Отель Полярис

Данила Вереск
И так сюжеты будут жить - затравленные сюжеты, со следами копоти на тонких пластмассовых крылышках. И так будет проходить Время, покачивая секундными стрелками усов. И закат разбросает жировую прослойку туч, выплывая кардиологической, инкурабельной патологией неба. Наш отель будет называться «Полярис». И я удивлю тебе его фото, сделанным в то время, когда черное и белое ходили рука об руку, а в шоколаде – еще был шоколад. Представь, что мы – здесь, умытые неоном, и сумерки только тянут шеи из вечерней тени, и самый важный звук во Вселенной – звук закрывающей наглухо двери, отстегивающий нас от реальности.

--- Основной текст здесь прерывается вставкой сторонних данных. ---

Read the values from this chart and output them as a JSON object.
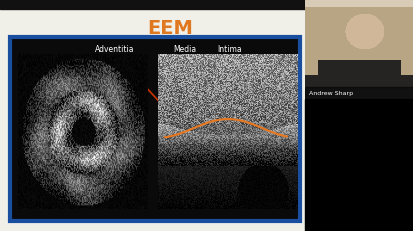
{
  "bg_color": "#000000",
  "slide_bg": "#f0efe8",
  "title_text": "EEM",
  "title_color": "#e07820",
  "title_fontsize": 14,
  "blue_border_color": "#1a4fa0",
  "blue_border_lw": 3,
  "label_adventitia": "Adventitia",
  "label_media": "Media",
  "label_intima": "Intima",
  "label_color": "#ffffff",
  "label_fontsize": 5.5,
  "webcam_name": "Andrew Sharp",
  "webcam_name_color": "#ffffff",
  "webcam_name_fontsize": 4.5,
  "arrow_color": "#cc3300",
  "yellow_box_color": "#e8c010"
}
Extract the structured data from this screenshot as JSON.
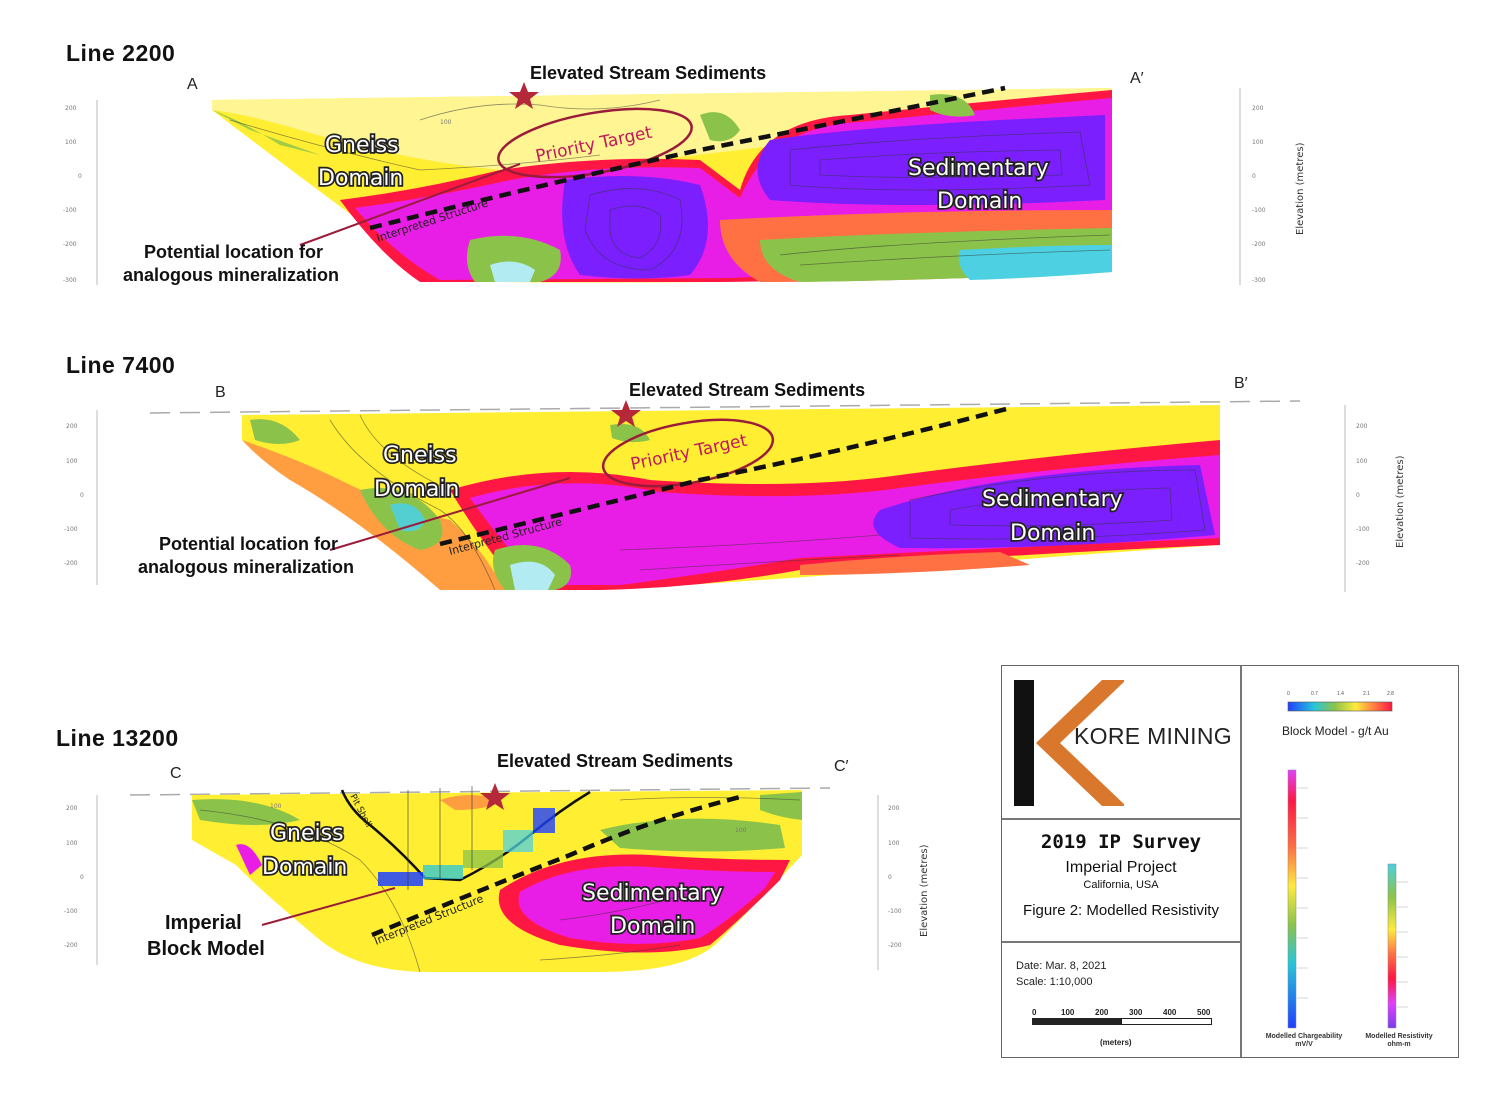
{
  "sections": [
    {
      "title": "Line 2200",
      "start": "A",
      "end": "A′",
      "stream_label": "Elevated Stream Sediments",
      "gneiss": [
        "Gneiss",
        "Domain"
      ],
      "sed": [
        "Sedimentary",
        "Domain"
      ],
      "priority": "Priority Target",
      "structure": "Interpreted Structure",
      "potential": [
        "Potential location for",
        "analogous mineralization"
      ],
      "left_ticks": [
        "200",
        "100",
        "0",
        "-100",
        "-200",
        "-300"
      ],
      "right_ticks": [
        "200",
        "100",
        "0",
        "-100",
        "-200",
        "-300"
      ],
      "elev_label": "Elevation (metres)",
      "contour_label": "100"
    },
    {
      "title": "Line 7400",
      "start": "B",
      "end": "B′",
      "stream_label": "Elevated Stream Sediments",
      "gneiss": [
        "Gneiss",
        "Domain"
      ],
      "sed": [
        "Sedimentary",
        "Domain"
      ],
      "priority": "Priority Target",
      "structure": "Interpreted Structure",
      "potential": [
        "Potential location for",
        "analogous mineralization"
      ],
      "left_ticks": [
        "200",
        "100",
        "0",
        "-100",
        "-200"
      ],
      "right_ticks": [
        "200",
        "100",
        "0",
        "-100",
        "-200"
      ],
      "elev_label": "Elevation (metres)"
    },
    {
      "title": "Line 13200",
      "start": "C",
      "end": "C′",
      "stream_label": "Elevated Stream Sediments",
      "gneiss": [
        "Gneiss",
        "Domain"
      ],
      "sed": [
        "Sedimentary",
        "Domain"
      ],
      "structure": "Interpreted Structure",
      "pit_shell": "Pit Shell",
      "block_model": [
        "Imperial",
        "Block Model"
      ],
      "left_ticks": [
        "200",
        "100",
        "0",
        "-100",
        "-200"
      ],
      "right_ticks": [
        "200",
        "100",
        "0",
        "-100",
        "-200"
      ],
      "elev_label": "Elevation (metres)",
      "contour_label": "100"
    }
  ],
  "legend": {
    "company": "KORE MINING",
    "survey": "2019 IP Survey",
    "project": "Imperial Project",
    "location": "California, USA",
    "figure": "Figure 2: Modelled Resistivity",
    "date": "Date: Mar. 8, 2021",
    "scale": "Scale: 1:10,000",
    "scale_ticks": [
      "0",
      "100",
      "200",
      "300",
      "400",
      "500"
    ],
    "scale_unit": "(meters)",
    "block_model_label": "Block Model - g/t Au",
    "block_model_ticks": [
      "0",
      "0.7",
      "1.4",
      "2.1",
      "2.8"
    ],
    "chargeability_label": [
      "Modelled Chargeability",
      "mV/V"
    ],
    "resistivity_label": [
      "Modelled Resistivity",
      "ohm-m"
    ]
  },
  "colors": {
    "target": "#9b1b3a",
    "star": "#b5283a",
    "logo_orange": "#d9782d",
    "logo_black": "#111111"
  }
}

Я расскажу тебе сказку о старом дереве, которое росло на границе Хаоса. И ветви его пили влагу оттуда, где нет власти Пространства. Растущий ввысь ствол тяготился ветвями, которые предпочитали пить из источников, что текли в полутьме, а не на свету. И оно сбросило их, тяжелые руки. В отместку ветви запрудили ручьи. Вода, не найдя выхода, рванулась к корням дерева, и громадное растение перестало расти ввысь. Они пило и пило, жадно алкало, безоговорочно и бездумно, вздрагивая земляными щупальцами, лакало, захлебывалось водой Хаоса, которая размачивала жилы древа, которое заменяло его плоть, его клетки и его твердость. Когда пришел Путник, и облокотился устало о дерево, то оно, будто мираж – рассыпалось на миллионы алмазных крошек, водных мошек, ашдваошных блошек, собранных в виде древесного ствола без ветвей и стянутых тонких жгутом коры. И то, как оно разбросалось, как оно разрушилось, как оно лопнуло – никто не увидел и никто не почувствовал.

Затем я покажу тебе человека, у которого в груди бьется девять сердец. Они качают кровь в разнобой, и он живет девятью разными жизнями. Недостаток гемоглобинового компота делает его порой раздражительным. Божество эмоций, император чувств – если стоишь с ним рядом, то слышишь громкий стук, будто внутри него ходят поезда – летние электрички и груженные сталью вагоны, уходящие в уголь горизонта, все там – кипит, шипит и плавится. И если этот человек улыбнется тебе, то не жди у себя в груди второго сердца, а жди у него – десятого. О, эта улыбка – рыбка скальпеля в хроме лампы, что сдерживает горячую черноту нетерпения. А если не побояться, и отдать тот пульсар, что сдавливает порой душу – ему, собирателю мышечных мешков, то он поведет тебя по карте швов на своем теле в место, что чревато червями. И там, хохоча и всплескивая рукам, он начнет извлекать поочередно каждый из механизмов, застрявших в сетях его зыбкой и жадной плоти, подбрасывать их вверх, и, накачанные фосфором, они будут взрываться шутихами под сводами Пустоты.

Через прикосновение ты узнаешь от меня о том факте, что фактор бессмертия – это событие, которое нельзя никогда совершать в своей жизни. Некий запрещенный Фатумом прием, табу – нарушение которого кончается, кончается тобой, кончается с тобой. Возможно, что это – глоток холодного молока, проворачивание ключа в замочной скважине, плевок на асфальт, задумчивый взгляд на полет птицы, сорванный лепесток жасмина, забытая косточка абрикоса в кармане – неважно. Стоит его сделать, обыграть, воплотить в реальность, и все, без предупреждения у тебя забирают вечность, и ты не можешь ничего изменить. Об этом мне рассказали летящие на паутинках пауки в раннюю осень, плененные в лужах весны луны, пропели зигзагами горизонта – звезды августа, шепнула – опавшая от мороза хвоя в конце января. Признаюсь, это самая жестокая и самая веселая моя история, которая ничего не доказывает, и которая, возможно, является как раз тем последним действием, и первым глотком, глубоким вздохом, стиснутым кулаком, сорванным стебельком мака, шероховатостью аромата земляники, после чего лишь интуитивное осознание - все, я смертен.

И ты, вошедшая следом за мной в номер отеля «Полярис» – смертна от этих откровений вдвойне.